Background: Approximate Matrix Multiplication (AMM)
Matrix multiplication is a fundamental operation in scientific computing, machine learning, data mining, and numerical linear algebra. Given two matrices \( A \in \mathbb{R}^{n \times d} \) and \( B \in \mathbb{R}^{d \times m} \), the exact computation of \( AB \) requires \( O(ndm) \) arithmetic operations, which becomes computationally expensive when the inner dimension \( d \) is large.
Approximate Matrix Multiplication (AMM) addresses this challenge by computing an approximation \( \widetilde{C} \approx AB \) that is significantly faster to obtain while maintaining provable accuracy guarantees. The key idea is to reduce the dimensionality of the problem using randomized techniques, thereby lowering computational cost and memory usage.
Random Sampling of Columns and Rows (Sketching)
One of the simplest and most intuitive approaches to AMM is random sampling of columns of \( A \) and the corresponding rows of \( B \). Since matrix multiplication can be written as a sum of outer products,
\[ AB = \sum_{i=1}^{d} A_{(:,i)} B_{(i,:)} \]we can approximate this sum by randomly selecting only a small subset of indices \( S \subset \{1,2,\dots,d\} \) with \( |S| = k \ll d \).

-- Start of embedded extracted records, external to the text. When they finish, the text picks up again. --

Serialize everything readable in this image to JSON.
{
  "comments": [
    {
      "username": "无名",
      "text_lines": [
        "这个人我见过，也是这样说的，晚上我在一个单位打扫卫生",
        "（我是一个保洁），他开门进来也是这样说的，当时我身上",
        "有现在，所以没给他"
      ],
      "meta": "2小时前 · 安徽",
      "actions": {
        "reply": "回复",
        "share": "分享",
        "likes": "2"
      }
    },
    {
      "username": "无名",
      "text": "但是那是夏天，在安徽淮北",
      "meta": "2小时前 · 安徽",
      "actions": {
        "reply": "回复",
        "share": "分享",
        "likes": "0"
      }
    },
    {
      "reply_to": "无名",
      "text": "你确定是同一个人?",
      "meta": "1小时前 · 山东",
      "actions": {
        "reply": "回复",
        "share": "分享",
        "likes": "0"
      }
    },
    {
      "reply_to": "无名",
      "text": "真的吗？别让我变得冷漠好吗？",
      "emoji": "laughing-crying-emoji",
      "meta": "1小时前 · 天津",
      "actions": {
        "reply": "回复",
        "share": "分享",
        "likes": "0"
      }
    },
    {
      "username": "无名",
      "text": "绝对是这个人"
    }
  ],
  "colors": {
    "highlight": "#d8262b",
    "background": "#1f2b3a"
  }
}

The approximation is then given by:
\[ \widetilde{C} = \frac{d}{k} \sum_{i \in S} A_{(:,i)} B_{(i,:)} \]The scaling factor \( \frac{d}{k} \) ensures that the estimator is unbiased, meaning:
\[ \mathbb{E}[\widetilde{C}] = AB \]Why Sketching Works
Each column--row pair \( A_{(:,i)} B_{(i,:)} \) contributes differently to the final product. Random sampling exploits the fact that many contributions are often small or redundant, especially in large, structured, or noisy data. By sampling only a few representative pairs, we can closely approximate the full sum with much less computation.
Accuracy and Trade-offs
The accuracy of the approximation depends on the number of samples \( k \). As \( k \) increases, the approximation converges to the exact product. With appropriate sampling strategies (such as importance sampling based on column norms), strong error bounds can be obtained in Frobenius or spectral norm.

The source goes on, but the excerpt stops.